6 juillet 2020
Alors que les écologistes ont enregistré des scores historiques lors du second tour des élections municipales de juin, la marche à pied va être un chantier important dans les prochains mois pour beaucoup de collectivités françaises dont les nouveaux élus ont fait campagne sur le sujet. Dans ce contexte, le Forum Vies Mobiles alerte sur la nécessité de ne pas s’arrêter à la pietonnisation des centres-villes pour faire de la marche un mode de déplacement à part entière. Il faut penser des continuités piétonnes à l’échelle des villes, des agglomérations et des métropoles. Le cas de la piétonnisation du centre de Bruxelles, qui a fait l’objet d’une recherche, est riche en enseignements.

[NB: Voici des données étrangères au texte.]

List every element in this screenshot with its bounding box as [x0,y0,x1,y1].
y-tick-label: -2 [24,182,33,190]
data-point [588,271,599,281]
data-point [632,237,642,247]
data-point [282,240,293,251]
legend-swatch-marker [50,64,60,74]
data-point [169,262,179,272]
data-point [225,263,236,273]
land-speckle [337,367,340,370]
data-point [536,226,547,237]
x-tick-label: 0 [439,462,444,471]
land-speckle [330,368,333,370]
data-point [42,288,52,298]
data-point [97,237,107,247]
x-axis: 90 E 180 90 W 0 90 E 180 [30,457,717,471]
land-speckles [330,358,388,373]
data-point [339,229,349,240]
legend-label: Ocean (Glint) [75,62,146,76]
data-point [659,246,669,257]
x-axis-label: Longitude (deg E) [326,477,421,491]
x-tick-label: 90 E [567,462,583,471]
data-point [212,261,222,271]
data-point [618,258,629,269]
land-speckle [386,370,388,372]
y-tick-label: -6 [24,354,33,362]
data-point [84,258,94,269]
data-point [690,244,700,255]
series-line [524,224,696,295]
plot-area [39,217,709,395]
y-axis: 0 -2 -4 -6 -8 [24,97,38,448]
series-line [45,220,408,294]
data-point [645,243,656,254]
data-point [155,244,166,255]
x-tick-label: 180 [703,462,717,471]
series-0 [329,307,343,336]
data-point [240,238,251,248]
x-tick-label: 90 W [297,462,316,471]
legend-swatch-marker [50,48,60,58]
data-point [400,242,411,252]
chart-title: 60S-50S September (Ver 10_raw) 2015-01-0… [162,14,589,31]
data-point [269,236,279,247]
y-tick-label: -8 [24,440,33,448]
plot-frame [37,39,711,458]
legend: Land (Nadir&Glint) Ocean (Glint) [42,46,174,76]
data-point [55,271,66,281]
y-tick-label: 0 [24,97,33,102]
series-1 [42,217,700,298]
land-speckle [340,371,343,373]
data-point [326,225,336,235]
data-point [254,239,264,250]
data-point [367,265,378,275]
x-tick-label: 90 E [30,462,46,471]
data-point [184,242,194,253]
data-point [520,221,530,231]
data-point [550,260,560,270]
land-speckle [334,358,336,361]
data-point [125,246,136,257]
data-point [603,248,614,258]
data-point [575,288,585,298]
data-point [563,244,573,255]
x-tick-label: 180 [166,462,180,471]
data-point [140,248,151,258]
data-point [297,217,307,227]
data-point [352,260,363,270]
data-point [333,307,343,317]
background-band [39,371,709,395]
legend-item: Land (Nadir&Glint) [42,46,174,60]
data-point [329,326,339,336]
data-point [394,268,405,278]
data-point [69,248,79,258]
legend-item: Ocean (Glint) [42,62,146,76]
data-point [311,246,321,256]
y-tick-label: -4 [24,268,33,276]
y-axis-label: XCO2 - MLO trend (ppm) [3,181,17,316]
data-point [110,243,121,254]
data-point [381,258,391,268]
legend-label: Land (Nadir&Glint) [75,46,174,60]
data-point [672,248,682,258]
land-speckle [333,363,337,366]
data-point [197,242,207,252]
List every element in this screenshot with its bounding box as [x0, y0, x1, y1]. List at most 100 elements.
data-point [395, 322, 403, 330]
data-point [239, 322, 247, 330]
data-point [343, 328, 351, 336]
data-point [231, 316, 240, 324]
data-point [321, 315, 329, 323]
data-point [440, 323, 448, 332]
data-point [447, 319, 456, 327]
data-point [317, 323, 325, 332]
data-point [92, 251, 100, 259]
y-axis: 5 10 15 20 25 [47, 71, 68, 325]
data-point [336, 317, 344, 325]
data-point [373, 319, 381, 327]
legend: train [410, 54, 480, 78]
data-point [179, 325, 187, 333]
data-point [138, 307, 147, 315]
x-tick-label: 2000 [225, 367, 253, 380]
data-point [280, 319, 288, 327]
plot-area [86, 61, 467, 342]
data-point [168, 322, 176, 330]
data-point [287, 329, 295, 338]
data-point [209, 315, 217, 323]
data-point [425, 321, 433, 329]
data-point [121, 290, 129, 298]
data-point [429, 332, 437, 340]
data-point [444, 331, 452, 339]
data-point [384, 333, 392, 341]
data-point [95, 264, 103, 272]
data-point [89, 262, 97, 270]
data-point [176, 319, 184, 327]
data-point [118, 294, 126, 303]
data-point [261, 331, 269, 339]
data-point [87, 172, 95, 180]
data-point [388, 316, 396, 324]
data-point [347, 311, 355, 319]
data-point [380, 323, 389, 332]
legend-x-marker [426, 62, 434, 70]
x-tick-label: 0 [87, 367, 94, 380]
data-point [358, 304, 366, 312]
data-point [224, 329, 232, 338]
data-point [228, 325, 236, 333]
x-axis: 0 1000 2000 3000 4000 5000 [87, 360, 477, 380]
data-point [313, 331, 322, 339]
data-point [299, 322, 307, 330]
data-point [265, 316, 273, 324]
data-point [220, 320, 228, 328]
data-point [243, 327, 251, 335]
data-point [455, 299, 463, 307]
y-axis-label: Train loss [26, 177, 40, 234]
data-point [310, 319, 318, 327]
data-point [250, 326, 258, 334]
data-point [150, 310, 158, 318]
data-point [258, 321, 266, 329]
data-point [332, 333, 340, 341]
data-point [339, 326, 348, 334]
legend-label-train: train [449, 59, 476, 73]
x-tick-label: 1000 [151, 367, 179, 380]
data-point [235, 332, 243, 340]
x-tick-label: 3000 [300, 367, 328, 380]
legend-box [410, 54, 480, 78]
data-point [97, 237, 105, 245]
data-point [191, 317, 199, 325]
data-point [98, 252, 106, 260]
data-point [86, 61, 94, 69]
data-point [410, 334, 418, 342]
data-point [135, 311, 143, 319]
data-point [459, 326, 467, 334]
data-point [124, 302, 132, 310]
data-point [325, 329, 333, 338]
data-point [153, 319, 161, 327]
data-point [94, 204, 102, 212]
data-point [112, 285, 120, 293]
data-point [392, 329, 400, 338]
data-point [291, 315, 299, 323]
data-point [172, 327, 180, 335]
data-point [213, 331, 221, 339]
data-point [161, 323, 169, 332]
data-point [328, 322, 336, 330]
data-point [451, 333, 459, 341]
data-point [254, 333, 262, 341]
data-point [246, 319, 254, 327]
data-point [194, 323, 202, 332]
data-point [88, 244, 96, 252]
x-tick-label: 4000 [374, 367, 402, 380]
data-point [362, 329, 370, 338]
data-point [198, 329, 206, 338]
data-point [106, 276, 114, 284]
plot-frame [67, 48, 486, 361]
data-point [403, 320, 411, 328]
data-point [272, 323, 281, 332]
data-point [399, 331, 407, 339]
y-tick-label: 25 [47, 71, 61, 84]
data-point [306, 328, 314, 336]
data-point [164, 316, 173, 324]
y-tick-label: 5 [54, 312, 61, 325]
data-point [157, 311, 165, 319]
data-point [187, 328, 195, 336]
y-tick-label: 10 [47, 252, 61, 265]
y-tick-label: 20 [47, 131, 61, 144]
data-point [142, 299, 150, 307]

Paris, Nancy, Villeurbanne : la piétonnisation des centres villes est au cœur des promesses de campagne des candidats aux élections municipales. Avant le premier tour, les programmes parlaient déjà de « rendre la rue aux piétons », « faire respirer » la ville et la rendre « plus écologique » en réduisant les nuisances liées à la voiture et en favorisant la marche à pied. Depuis, le confinement a permis d’expérimenter ce programme en grandeur nature avec une baisse drastique de la circulation motorisée et l’apparition de pratiques nouvelles dans l’espace public : faire du sport au milieu de la rue, laisser les enfants jouer sur une place, profiter d’une terrasse ou d’une fenêtre ouverte sans souffrir de la pollution ou de nuisances sonores…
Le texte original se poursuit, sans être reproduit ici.